Local libraries secure grants for community conversations

Monadnock Ledger-Transcript
Published: 1/12/2021 11:18:23 AM

Local library staff are getting training in how to have tough conversations about topics such as race and gender, and the future of the library within the community, with assistance from an American Libraries Association grant.

The modest grants – each for about $3,000 – from the ALA’s Libraries Transforming Communities initiative will help train the staff at the Peterborough Town Library, Jaffrey Public Library and the James A. Tuttle Library in Antrim to facilitate conversations this year on a topic of interest to the community, and help fund materials to help make those conversations happen and pay for keynote speakers.

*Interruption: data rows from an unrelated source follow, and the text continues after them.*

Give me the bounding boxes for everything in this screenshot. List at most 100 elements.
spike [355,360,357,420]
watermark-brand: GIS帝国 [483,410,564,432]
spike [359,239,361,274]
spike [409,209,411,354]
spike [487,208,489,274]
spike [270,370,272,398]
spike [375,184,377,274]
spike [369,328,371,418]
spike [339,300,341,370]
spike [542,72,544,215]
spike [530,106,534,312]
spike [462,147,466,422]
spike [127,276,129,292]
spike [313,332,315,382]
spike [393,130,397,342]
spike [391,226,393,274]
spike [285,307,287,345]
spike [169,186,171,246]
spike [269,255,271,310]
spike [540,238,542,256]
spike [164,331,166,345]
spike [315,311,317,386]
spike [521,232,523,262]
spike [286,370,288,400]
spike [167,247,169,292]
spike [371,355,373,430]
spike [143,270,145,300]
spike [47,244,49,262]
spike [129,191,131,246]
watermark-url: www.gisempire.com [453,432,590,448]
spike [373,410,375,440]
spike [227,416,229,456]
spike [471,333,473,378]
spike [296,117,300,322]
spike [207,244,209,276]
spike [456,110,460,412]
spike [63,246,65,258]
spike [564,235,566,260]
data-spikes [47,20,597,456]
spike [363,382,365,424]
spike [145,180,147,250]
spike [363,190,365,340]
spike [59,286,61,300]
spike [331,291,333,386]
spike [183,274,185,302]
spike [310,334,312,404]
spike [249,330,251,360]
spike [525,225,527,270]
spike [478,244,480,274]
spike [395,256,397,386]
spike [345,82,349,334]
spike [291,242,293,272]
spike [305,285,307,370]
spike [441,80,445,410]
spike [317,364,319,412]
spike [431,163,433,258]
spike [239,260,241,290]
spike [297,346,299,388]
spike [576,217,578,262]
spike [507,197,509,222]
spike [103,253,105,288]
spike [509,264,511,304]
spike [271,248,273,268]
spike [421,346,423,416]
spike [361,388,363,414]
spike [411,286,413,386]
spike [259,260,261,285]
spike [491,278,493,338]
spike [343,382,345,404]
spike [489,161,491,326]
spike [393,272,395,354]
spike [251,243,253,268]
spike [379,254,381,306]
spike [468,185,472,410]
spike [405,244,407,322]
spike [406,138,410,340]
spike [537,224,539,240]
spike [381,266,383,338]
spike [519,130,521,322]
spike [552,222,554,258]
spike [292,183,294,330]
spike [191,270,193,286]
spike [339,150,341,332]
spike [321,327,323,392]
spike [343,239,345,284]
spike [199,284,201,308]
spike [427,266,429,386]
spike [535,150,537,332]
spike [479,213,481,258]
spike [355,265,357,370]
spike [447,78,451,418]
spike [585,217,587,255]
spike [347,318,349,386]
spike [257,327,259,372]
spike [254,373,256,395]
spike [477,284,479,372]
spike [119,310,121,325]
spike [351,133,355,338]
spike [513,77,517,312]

Each library submitted their topic of choice, and about 300 libraries across the country were chosen for the grant.

The Jaffrey Public Library is using its grant to have community education on diversity in gender.

“We have a diverse staff, and this is something that we ourselves have had to address, sometimes addressing ignorance, and sometimes just curiosity,” Jaffrey Library Director Julie Perrin said. “Teens in the community have thanked us for our Pride displays and for our diversity in selections, and that is something we want to grow.”

Perrin said the library intends to work with a diversity and inclusion resource group at MilliporeSigma in Jaffrey and Jaffrey United Church to hold a community conversation to educate the public on topics such as being nonbinary or gender fluid, as well as getting additional diversity training for library staff and trustees. She said the goal is to make everyone more educated, and open to creating safe spaces for the LGBT community.

“Rural New Hampshire tends to be somewhat homogeneous, and it’s important that we create an environment that’s welcoming for everyone,” Perrin said. “If you grow up with something about you that’s different, you often have difficulty in these kinds of environments because rural communities tend to be very insular. It’s a hard place to grow up if that’s the case. Hopefully, we’re going to help make New Hampshire a safer and more welcoming place to live.”

In a similar vein, the Peterborough Town Library intends to use its grant to continue conversations on the topic of systemic racism.

“Talking about race is not easy,” said Peterborough Library Director Corinne Chronopoulos.

The Peterborough Town Library has already begun this process of talking about race, including starting a book group specifically to talk about racial issues, which Chronopoulos said has been well-attended.

“We’ve definitely been putting staff time and focus on this, and encouraging that exploration,” Chronopoulos said. “This is our next step in that direction. This conversation needs to be had, and not only among people that agree. We want to model brave conversations among people that disagree. That’s part of our commitment. It’s an enduring commitment, it can’t just be a one-time thing.”

The Peterborough Public Library plans to partner with Franklin Pierce University to hold these conversations.

In Antrim, the James A. Tuttle Library is going to be using its grant funding to develop a plan for the future of the library itself. Library Director Cindy Jewett said when the COVID-19 pandemic hit, the rural library wasn’t as prepared as some others that have already invested in more remote resources and technology.

“We weren’t prepared to go online for things,” Jewett said. “We didn’t have laptops to loan out. We didn’t have hotspots. We’re getting up to speed with that, but it’s time to have a conversation about what people want to see in the future.”

Jewett said the library has added some remote resources since last March, including language learning software for children homeschooling, and an online source for newspapers and magazines, and people have been taking advantage of those online resources that the library already has, such as EBSCO databases and ancestry searches in unprecedented numbers.

“They’re using what we have to offer,” Jewett said.

Jewett said it’s time for the library to have a conversation with the community about what is important to them in their local library, and what resources don’t exist that they need.

“I don’t know what the community needs will be in five or 10 years, but it would be nice to know that community input. Everyone’s needs are so different now,” Jewett said. She said the conversations eventually will be incorporated into a strategic plan for the library.